Enggak juga, cuma kebanyakan orang
mengganggap berbuat baik adalah pencitraan. Seorang teman dekat pasti bilang,
“Jiaah.. sok-sok-an.” Entah serius atau bercanda atau guyon, yang jelas ada yang merasa enggak mau dianggap sok-sok-an,
akhirnya selesai.
Berbuat baik enggak usah pikir ini
dan itu. Komentar orang beragam. Enggak bisa diseragamin. Banyak warna jadi
indah ‘kan? Ada yang bilang sok-sok-an, biarin. Ada yang bilang sok alim,
biarin. Ada yang bilang pamer, biarin. Biarkan komentar itu terus mengalir
seperti kebaikan yang terus dilakukan.
Hidup bakal lebih ‘sesuatu’ banget
saat bisa memberikan contoh kebaikan. Mulai dari sesuatu yang sederhana dan
universal. Sesuatu yang mungkin terlalu sepele. Ada kesempatan berbuat baik,
langsung manfaatkan. Contohnya begini:
Suatu siang di sebuah minimarket yang menjadi tongkrongan
anak muda, ada satu meja yang sangat berantakan. Banyak sampah bekas snack dan
minuman.
Apa yang harus dilakukan? Membiarkan
atau membuang sampah itu di tempatnya? Ada yang langsung membatin:
Ah, biarin. Bukan sampahku kok. Lagian ada petugas kebersihan
‘kan?
Secara umum, orang akan berkata
begitu. Bukan enggak mungkin ada orang yang peduli. Diantara 10 orang, mungkin
hanya satu yang tergerak hatinya dan peduli. Orang yang melihat akan
berkomentar “sok banget sih”, “sok-sok-an” dan semacamnya.

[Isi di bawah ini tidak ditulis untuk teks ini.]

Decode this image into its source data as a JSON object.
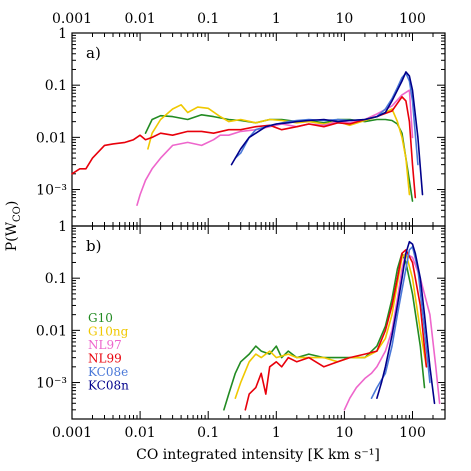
{
  "chart_data": {
    "type": "line",
    "xlabel": "CO integrated intensity [K km s⁻¹]",
    "ylabel": "P(W",
    "ylabel_sub": "CO",
    "ylabel_close": ")",
    "x_scale": "log",
    "xlim": [
      0.001,
      300
    ],
    "x_tick_labels": [
      "0.001",
      "0.01",
      "0.1",
      "1",
      "10",
      "100"
    ],
    "y_scale": "log",
    "colors": {
      "G10": "#228b22",
      "G10ng": "#f0c800",
      "NL97": "#ee66cc",
      "NL99": "#e8000b",
      "KC08e": "#4a78d8",
      "KC08n": "#00008b"
    },
    "legend": {
      "placement": "panel-b-left",
      "entries": [
        "G10",
        "G10ng",
        "NL97",
        "NL99",
        "KC08e",
        "KC08n"
      ]
    },
    "panels": [
      {
        "label": "a)",
        "ylim": [
          0.0002,
          1
        ],
        "y_tick_labels": [
          "10⁻³",
          "0.01",
          "0.1",
          "1"
        ],
        "y_tick_values": [
          0.001,
          0.01,
          0.1,
          1
        ],
        "series": [
          {
            "name": "G10",
            "x": [
              0.012,
              0.015,
              0.02,
              0.03,
              0.05,
              0.08,
              0.12,
              0.2,
              0.3,
              0.5,
              0.8,
              1.2,
              2,
              3,
              5,
              8,
              12,
              20,
              30,
              40,
              50,
              60,
              70,
              80,
              100
            ],
            "y": [
              0.012,
              0.022,
              0.026,
              0.025,
              0.022,
              0.027,
              0.025,
              0.022,
              0.021,
              0.019,
              0.022,
              0.022,
              0.02,
              0.021,
              0.019,
              0.022,
              0.022,
              0.02,
              0.022,
              0.022,
              0.021,
              0.018,
              0.012,
              0.004,
              0.0006
            ]
          },
          {
            "name": "G10ng",
            "x": [
              0.013,
              0.015,
              0.02,
              0.03,
              0.04,
              0.05,
              0.07,
              0.1,
              0.15,
              0.2,
              0.3,
              0.5,
              0.8,
              1.2,
              2,
              3,
              5,
              8,
              12,
              20,
              30,
              40,
              50,
              60,
              70,
              80,
              90
            ],
            "y": [
              0.006,
              0.012,
              0.022,
              0.035,
              0.042,
              0.03,
              0.038,
              0.036,
              0.025,
              0.02,
              0.022,
              0.019,
              0.022,
              0.021,
              0.019,
              0.02,
              0.018,
              0.02,
              0.017,
              0.021,
              0.025,
              0.03,
              0.035,
              0.02,
              0.01,
              0.004,
              0.0008
            ]
          },
          {
            "name": "NL97",
            "x": [
              0.009,
              0.01,
              0.012,
              0.015,
              0.02,
              0.03,
              0.05,
              0.08,
              0.12,
              0.15,
              0.2,
              0.3,
              0.5,
              0.8,
              1.2,
              2,
              3,
              5,
              8,
              12,
              20,
              30,
              50,
              70,
              90,
              100
            ],
            "y": [
              0.0005,
              0.0008,
              0.0015,
              0.0025,
              0.004,
              0.007,
              0.008,
              0.007,
              0.009,
              0.011,
              0.011,
              0.013,
              0.014,
              0.016,
              0.018,
              0.016,
              0.018,
              0.017,
              0.02,
              0.019,
              0.022,
              0.028,
              0.04,
              0.065,
              0.08,
              0.01
            ]
          },
          {
            "name": "NL99",
            "x": [
              0.001,
              0.0013,
              0.0016,
              0.002,
              0.003,
              0.004,
              0.006,
              0.008,
              0.01,
              0.012,
              0.015,
              0.02,
              0.03,
              0.05,
              0.08,
              0.12,
              0.2,
              0.3,
              0.5,
              0.8,
              1.2,
              2,
              3,
              5,
              8,
              12,
              20,
              30,
              50,
              70,
              80,
              90,
              100,
              110
            ],
            "y": [
              0.002,
              0.0025,
              0.0025,
              0.004,
              0.007,
              0.0075,
              0.008,
              0.009,
              0.011,
              0.009,
              0.01,
              0.012,
              0.011,
              0.013,
              0.013,
              0.012,
              0.014,
              0.014,
              0.016,
              0.017,
              0.014,
              0.016,
              0.018,
              0.016,
              0.019,
              0.018,
              0.022,
              0.025,
              0.032,
              0.06,
              0.05,
              0.02,
              0.003,
              0.0007
            ]
          },
          {
            "name": "KC08e",
            "x": [
              0.25,
              0.3,
              0.4,
              0.5,
              0.7,
              1,
              1.5,
              2,
              3,
              5,
              8,
              12,
              20,
              30,
              40,
              50,
              60,
              70,
              80,
              90,
              100,
              120
            ],
            "y": [
              0.004,
              0.005,
              0.01,
              0.014,
              0.016,
              0.018,
              0.02,
              0.021,
              0.022,
              0.021,
              0.022,
              0.021,
              0.022,
              0.025,
              0.035,
              0.055,
              0.09,
              0.14,
              0.17,
              0.12,
              0.05,
              0.003
            ]
          },
          {
            "name": "KC08n",
            "x": [
              0.22,
              0.25,
              0.3,
              0.4,
              0.5,
              0.7,
              1,
              1.5,
              2,
              3,
              5,
              8,
              12,
              20,
              30,
              40,
              50,
              60,
              70,
              80,
              90,
              100,
              120,
              140
            ],
            "y": [
              0.003,
              0.004,
              0.006,
              0.01,
              0.012,
              0.016,
              0.018,
              0.019,
              0.02,
              0.021,
              0.022,
              0.02,
              0.021,
              0.022,
              0.025,
              0.03,
              0.05,
              0.08,
              0.12,
              0.18,
              0.15,
              0.08,
              0.01,
              0.0008
            ]
          }
        ]
      },
      {
        "label": "b)",
        "ylim": [
          0.0002,
          1
        ],
        "y_tick_labels": [
          "10⁻³",
          "0.01",
          "0.1",
          "1"
        ],
        "y_tick_values": [
          0.001,
          0.01,
          0.1,
          1
        ],
        "series": [
          {
            "name": "G10",
            "x": [
              0.17,
              0.2,
              0.25,
              0.3,
              0.4,
              0.5,
              0.6,
              0.8,
              1,
              1.2,
              1.5,
              2,
              3,
              5,
              8,
              12,
              20,
              30,
              40,
              50,
              60,
              70,
              80,
              100,
              130,
              150
            ],
            "y": [
              0.0003,
              0.0006,
              0.0015,
              0.0025,
              0.0035,
              0.005,
              0.004,
              0.0035,
              0.005,
              0.003,
              0.004,
              0.003,
              0.0035,
              0.003,
              0.003,
              0.003,
              0.003,
              0.005,
              0.012,
              0.04,
              0.15,
              0.3,
              0.2,
              0.05,
              0.005,
              0.0008
            ]
          },
          {
            "name": "G10ng",
            "x": [
              0.25,
              0.3,
              0.4,
              0.5,
              0.6,
              0.8,
              1,
              1.5,
              2,
              3,
              5,
              8,
              12,
              20,
              30,
              40,
              50,
              60,
              70,
              80,
              100,
              130,
              160
            ],
            "y": [
              0.0005,
              0.001,
              0.0025,
              0.0035,
              0.003,
              0.004,
              0.003,
              0.0035,
              0.003,
              0.003,
              0.003,
              0.0025,
              0.003,
              0.003,
              0.004,
              0.007,
              0.02,
              0.08,
              0.25,
              0.3,
              0.1,
              0.01,
              0.002
            ]
          },
          {
            "name": "NL97",
            "x": [
              10,
              12,
              15,
              20,
              25,
              30,
              40,
              50,
              60,
              70,
              80,
              100,
              130,
              180,
              220,
              250
            ],
            "y": [
              0.0003,
              0.0005,
              0.0008,
              0.0012,
              0.0015,
              0.002,
              0.004,
              0.01,
              0.04,
              0.15,
              0.3,
              0.25,
              0.1,
              0.02,
              0.002,
              0.0004
            ]
          },
          {
            "name": "NL99",
            "x": [
              0.35,
              0.4,
              0.5,
              0.6,
              0.7,
              0.8,
              1,
              1.2,
              1.5,
              2,
              3,
              5,
              8,
              12,
              20,
              30,
              40,
              50,
              60,
              70,
              80,
              100,
              130,
              160
            ],
            "y": [
              0.0003,
              0.0006,
              0.0008,
              0.0015,
              0.0006,
              0.002,
              0.0025,
              0.002,
              0.003,
              0.0025,
              0.003,
              0.002,
              0.0025,
              0.003,
              0.0035,
              0.004,
              0.01,
              0.03,
              0.1,
              0.3,
              0.35,
              0.2,
              0.03,
              0.002
            ]
          },
          {
            "name": "KC08e",
            "x": [
              25,
              30,
              40,
              50,
              60,
              70,
              80,
              90,
              100,
              120,
              150,
              180
            ],
            "y": [
              0.0005,
              0.0008,
              0.0015,
              0.005,
              0.02,
              0.06,
              0.15,
              0.35,
              0.4,
              0.15,
              0.01,
              0.001
            ]
          },
          {
            "name": "KC08n",
            "x": [
              30,
              35,
              40,
              50,
              60,
              70,
              80,
              90,
              100,
              110,
              130,
              150,
              180,
              210
            ],
            "y": [
              0.0005,
              0.001,
              0.002,
              0.008,
              0.03,
              0.1,
              0.3,
              0.5,
              0.45,
              0.3,
              0.1,
              0.02,
              0.002,
              0.0004
            ]
          }
        ]
      }
    ]
  }
}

Terus gimana biar berbuat baik enggak
pamer? Luruskan niat. Susah-susah gampang. Memulai sesuatu yang baik pasti ada
tantangannya. Awal memulai bisa jadi pengen “dilihat”. Wajar, namanya juga
manusia. Pasti punya rasa seperti itu juga. Kalau sudah memulai, melanjutkannya
gampang-gampang susah. Gampang karena sudah terbiasa melakukan. Susah karena
setiap komitmen pasti ada saatnya mengendur dan akhirnya pergi.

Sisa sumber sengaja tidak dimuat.